Elle fit de la tête un signe d’acquiescement. Michel s’effaça, cédant à la tête du lit sa place à son ami. Celui-ci se pencha. Son visage était doux. Ses lèvres effleurèrent le front d’Adélaïde. Ni la lèpre du péché sur elle, ni celle de la douleur mal acceptée ne firent reculer sa charité parfaite. Il lui parla et elle le reconnut, car elle retint longuement sa main dans la sienne. Quelques sons rauques, indistincts s’échappèrent de sa bouche, mais elle ne parvint pas à prononcer un mot. Sa main pressa encore celle du religieux, puis se retira. Elle semblait le remercier et le repousser à la fois, trop lasse pour accepter aucun secours.

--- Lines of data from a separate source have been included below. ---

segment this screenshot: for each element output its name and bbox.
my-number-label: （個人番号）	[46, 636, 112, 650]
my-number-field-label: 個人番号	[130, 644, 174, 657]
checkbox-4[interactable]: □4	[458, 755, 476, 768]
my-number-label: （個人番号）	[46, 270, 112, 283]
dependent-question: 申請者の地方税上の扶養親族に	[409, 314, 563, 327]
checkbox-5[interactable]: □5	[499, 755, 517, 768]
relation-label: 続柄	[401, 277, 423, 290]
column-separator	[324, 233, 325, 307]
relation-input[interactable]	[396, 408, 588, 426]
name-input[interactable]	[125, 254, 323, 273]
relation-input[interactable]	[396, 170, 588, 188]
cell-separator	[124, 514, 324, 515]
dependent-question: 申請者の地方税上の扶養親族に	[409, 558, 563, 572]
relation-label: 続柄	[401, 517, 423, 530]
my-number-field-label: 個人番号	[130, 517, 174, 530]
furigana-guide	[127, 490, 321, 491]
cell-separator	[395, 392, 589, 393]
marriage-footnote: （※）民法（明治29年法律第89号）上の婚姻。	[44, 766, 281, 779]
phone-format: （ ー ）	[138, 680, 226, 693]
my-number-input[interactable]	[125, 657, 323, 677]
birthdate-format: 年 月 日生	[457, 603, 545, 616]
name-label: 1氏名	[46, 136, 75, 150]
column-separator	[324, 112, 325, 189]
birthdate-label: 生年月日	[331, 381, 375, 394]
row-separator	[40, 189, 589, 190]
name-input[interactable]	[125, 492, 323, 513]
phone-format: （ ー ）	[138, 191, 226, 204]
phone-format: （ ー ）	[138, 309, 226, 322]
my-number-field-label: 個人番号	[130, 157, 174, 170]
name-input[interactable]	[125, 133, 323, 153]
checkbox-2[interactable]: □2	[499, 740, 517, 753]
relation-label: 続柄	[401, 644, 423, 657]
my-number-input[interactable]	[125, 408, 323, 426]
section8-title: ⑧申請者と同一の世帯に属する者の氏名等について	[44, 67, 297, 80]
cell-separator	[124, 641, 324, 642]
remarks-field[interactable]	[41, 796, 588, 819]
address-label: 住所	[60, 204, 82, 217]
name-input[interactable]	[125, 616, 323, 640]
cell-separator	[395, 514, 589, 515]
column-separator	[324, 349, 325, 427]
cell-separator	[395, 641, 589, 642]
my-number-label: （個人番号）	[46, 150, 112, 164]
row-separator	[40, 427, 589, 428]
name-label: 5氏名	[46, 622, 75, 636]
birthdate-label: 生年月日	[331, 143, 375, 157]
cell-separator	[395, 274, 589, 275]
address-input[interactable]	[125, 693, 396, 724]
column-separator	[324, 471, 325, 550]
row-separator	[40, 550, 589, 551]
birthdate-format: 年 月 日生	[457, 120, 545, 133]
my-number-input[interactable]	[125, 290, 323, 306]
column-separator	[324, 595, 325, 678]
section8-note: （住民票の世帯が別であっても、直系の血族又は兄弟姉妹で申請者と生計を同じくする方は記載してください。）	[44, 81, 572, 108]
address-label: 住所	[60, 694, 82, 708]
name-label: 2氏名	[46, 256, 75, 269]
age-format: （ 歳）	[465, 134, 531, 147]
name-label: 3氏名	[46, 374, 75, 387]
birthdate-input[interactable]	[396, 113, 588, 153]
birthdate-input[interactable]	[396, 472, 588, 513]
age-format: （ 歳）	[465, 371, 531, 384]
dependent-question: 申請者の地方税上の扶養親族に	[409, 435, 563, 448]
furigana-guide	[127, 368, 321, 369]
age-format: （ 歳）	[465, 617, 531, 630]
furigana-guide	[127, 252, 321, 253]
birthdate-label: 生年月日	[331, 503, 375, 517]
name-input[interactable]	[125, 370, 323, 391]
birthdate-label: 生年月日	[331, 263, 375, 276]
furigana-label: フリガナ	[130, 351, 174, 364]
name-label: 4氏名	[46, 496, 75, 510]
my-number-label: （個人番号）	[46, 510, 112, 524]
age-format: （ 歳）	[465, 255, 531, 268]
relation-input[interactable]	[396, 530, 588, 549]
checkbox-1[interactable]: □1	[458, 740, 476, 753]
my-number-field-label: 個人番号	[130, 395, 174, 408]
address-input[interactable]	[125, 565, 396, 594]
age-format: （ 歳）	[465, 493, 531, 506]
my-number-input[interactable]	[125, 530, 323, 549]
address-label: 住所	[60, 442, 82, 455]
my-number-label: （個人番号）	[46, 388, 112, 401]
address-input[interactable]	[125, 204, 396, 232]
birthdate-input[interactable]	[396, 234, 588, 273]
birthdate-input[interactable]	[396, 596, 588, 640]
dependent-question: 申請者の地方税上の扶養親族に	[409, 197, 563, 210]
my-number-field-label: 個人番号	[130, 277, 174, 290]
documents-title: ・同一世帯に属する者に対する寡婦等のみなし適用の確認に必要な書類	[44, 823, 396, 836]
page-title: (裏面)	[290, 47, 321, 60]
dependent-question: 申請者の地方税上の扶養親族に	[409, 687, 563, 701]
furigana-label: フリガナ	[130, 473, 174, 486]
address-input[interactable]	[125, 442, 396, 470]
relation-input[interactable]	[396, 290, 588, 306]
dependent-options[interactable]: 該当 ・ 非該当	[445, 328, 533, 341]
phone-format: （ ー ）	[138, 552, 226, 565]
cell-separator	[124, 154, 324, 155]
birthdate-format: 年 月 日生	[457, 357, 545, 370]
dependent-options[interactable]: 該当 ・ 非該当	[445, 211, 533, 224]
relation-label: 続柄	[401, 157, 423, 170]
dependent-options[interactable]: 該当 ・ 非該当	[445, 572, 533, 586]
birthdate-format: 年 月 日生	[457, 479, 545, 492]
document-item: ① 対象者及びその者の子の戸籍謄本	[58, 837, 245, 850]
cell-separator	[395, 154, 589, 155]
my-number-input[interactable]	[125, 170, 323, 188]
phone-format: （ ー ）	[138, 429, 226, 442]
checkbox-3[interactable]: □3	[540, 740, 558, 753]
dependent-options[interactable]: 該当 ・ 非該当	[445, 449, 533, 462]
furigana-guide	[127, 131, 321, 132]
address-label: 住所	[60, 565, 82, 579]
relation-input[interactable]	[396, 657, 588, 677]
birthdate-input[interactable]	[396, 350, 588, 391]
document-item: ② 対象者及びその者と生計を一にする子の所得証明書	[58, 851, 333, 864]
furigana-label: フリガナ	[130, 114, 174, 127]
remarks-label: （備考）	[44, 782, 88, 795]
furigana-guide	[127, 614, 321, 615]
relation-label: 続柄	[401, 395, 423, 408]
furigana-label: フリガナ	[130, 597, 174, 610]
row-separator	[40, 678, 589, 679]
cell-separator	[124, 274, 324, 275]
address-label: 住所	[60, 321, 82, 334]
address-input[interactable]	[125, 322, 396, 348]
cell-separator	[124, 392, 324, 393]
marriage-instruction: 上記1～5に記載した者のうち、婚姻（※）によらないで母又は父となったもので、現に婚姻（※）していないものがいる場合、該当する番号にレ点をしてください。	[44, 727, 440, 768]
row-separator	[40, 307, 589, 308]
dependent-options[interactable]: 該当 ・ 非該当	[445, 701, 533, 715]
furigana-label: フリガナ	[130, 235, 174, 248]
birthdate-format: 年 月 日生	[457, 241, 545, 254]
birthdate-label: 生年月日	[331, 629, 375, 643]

Le père Athanase hésita. Il se trouvait en présence d’un fait qui, dépassant les limites de l’événement particulier, remettait en question les plus troublants problèmes. Cette âme avait beaucoup aimé et noblement souffert, pourtant elle gisait devant lui vaincue, frappée à mort, désespérée. Rien n’était donc ici-bas aussi simple qu’il l’avait cru, du moment que la douleur humaine parfois manquait son but et, au lieu de sauver, perdait. Le prêtre n’osait condamner ni conclure, ni même intervenir autrement que par la prière dans le drame qui s’achevait sous ses yeux. Ne sachant comment atteindre la créature égarée qu’il n’avait jamais comprise, il s’en remit à Dieu.